Les lois et règlements relevant de la compétence de l'Etat seraient applicables de plein droit.

L'organisation administrative de la collectivité serait la suivante :

- une assemblée délibérante serait élue pour cinq ans selon les modalités prévues par la législation actuelle pour la désignation des membres du conseil municipal ;

- un organe exécutif serait élu par l'assemblée parmi ses membres, pour une durée de cinq ans, et assisté d'une commission exécutive élue à la représentation proportionnelle, ces deux organes étant responsables devant l'assemblée délibérante ;

- un conseil économique, social et culturel, consulté sur les projets d'actes et de délibération entrant dans son domaine de compétences et bénéficiant d'un pouvoir d'initiative et de proposition.
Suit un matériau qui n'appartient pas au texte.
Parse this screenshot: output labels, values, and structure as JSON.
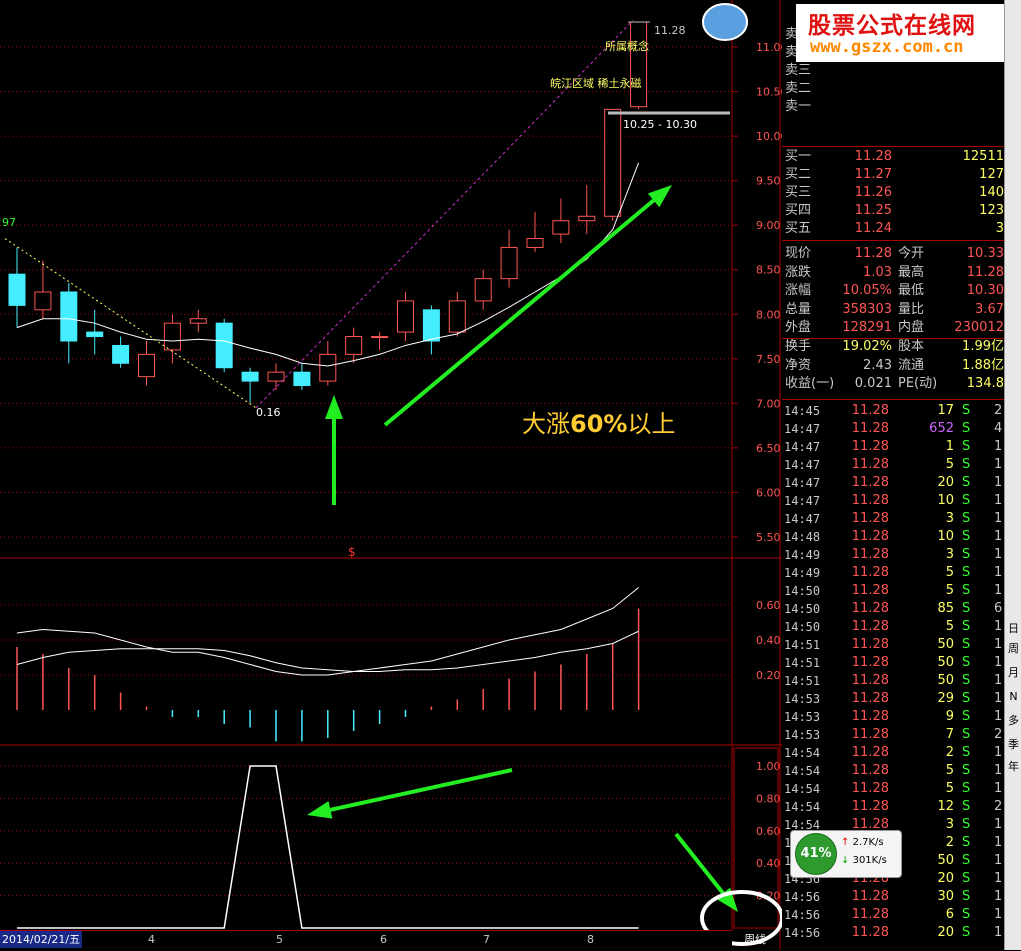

b) Le projet d'évolution statutaire présenté par les élus de Saint-Martin

Les élus du conseil municipal de Saint-Martin ont adopté, le 20 février 2003, un projet d'évolution statutaire destiné à transformer la partie française de l'île de Saint-Martin, qui constitue actuellement une commune du département de la Guadeloupe, en une collectivité d'outre-mer au sens de l'article 74 de la Constitution.
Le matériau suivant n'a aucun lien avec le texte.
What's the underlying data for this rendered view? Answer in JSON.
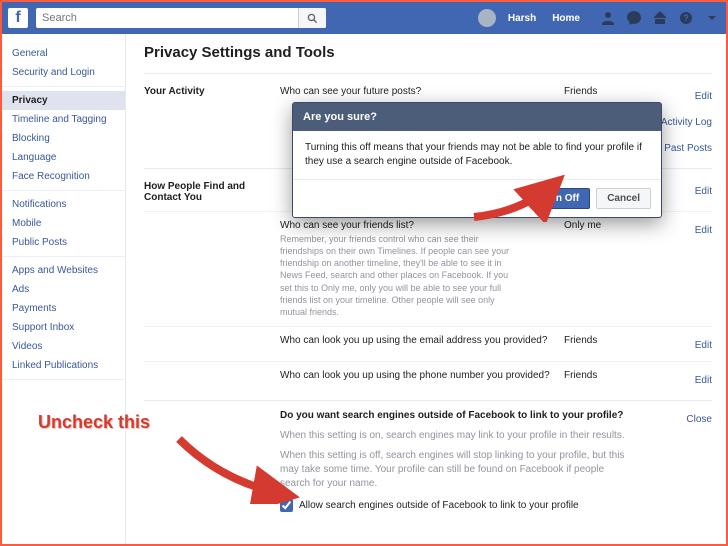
{
  "header": {
    "search_placeholder": "Search",
    "user_name": "Harsh",
    "home": "Home"
  },
  "sidebar_groups": [
    [
      "General",
      "Security and Login"
    ],
    [
      "Privacy",
      "Timeline and Tagging",
      "Blocking",
      "Language",
      "Face Recognition"
    ],
    [
      "Notifications",
      "Mobile",
      "Public Posts"
    ],
    [
      "Apps and Websites",
      "Ads",
      "Payments",
      "Support Inbox",
      "Videos",
      "Linked Publications"
    ]
  ],
  "active_sidebar": "Privacy",
  "page_title": "Privacy Settings and Tools",
  "activity": {
    "label": "Your Activity",
    "row1_setting": "Who can see your future posts?",
    "row1_value": "Friends",
    "row1_action": "Edit",
    "row2_action": "Use Activity Log",
    "row3_action": "Limit Past Posts"
  },
  "contact": {
    "label": "How People Find and Contact You",
    "rows": [
      {
        "setting": "",
        "value": "",
        "action": "Edit"
      },
      {
        "setting": "Who can see your friends list?",
        "desc": "Remember, your friends control who can see their friendships on their own Timelines. If people can see your friendship on another timeline, they'll be able to see it in News Feed, search and other places on Facebook. If you set this to Only me, only you will be able to see your full friends list on your timeline. Other people will see only mutual friends.",
        "value": "Only me",
        "action": "Edit"
      },
      {
        "setting": "Who can look you up using the email address you provided?",
        "value": "Friends",
        "action": "Edit"
      },
      {
        "setting": "Who can look you up using the phone number you provided?",
        "value": "Friends",
        "action": "Edit"
      }
    ],
    "search_engines": {
      "question": "Do you want search engines outside of Facebook to link to your profile?",
      "on_text": "When this setting is on, search engines may link to your profile in their results.",
      "off_text": "When this setting is off, search engines will stop linking to your profile, but this may take some time. Your profile can still be found on Facebook if people search for your name.",
      "checkbox_label": "Allow search engines outside of Facebook to link to your profile",
      "close": "Close"
    }
  },
  "modal": {
    "title": "Are you sure?",
    "body": "Turning this off means that your friends may not be able to find your profile if they use a search engine outside of Facebook.",
    "confirm": "Turn Off",
    "cancel": "Cancel"
  },
  "annotation": "Uncheck this"
}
A la suite d'observations formulées par le ministère de l'outre-mer, relatives à la cohérence juridique de ce projet, un nouveau document, daté du 4 juillet 2003, a été soumis au Gouvernement. Ce projet a été approuvé par le conseil municipal de Saint-Martin, le 31 juillet 2003.

Le projet d'évolution statutaire prévoit que les lois et règlements s'appliqueraient de plein droit sur le territoire de la nouvelle collectivité se substituant à la commune de Saint-Martin. Toutefois, des mesures d'adaptation de la législation pourraient être prises.

La collectivité aurait la possibilité d'intervenir dans le domaine de la loi, en matière fiscale, sous réserve des impositions sociales (CSG, CRDS) qui resteraient de la compétence exclusive de l'Etat.

Les organes de la collectivité seraient formés d'une assemblée dotée du pouvoir délibérant, élue pour cinq ans dans le cadre d'une circonscription unique à la représentation proportionnelle avec prime majoritaire et d'un conseil exécutif, élu par l'assemblée parmi ses membres et responsable devant elle.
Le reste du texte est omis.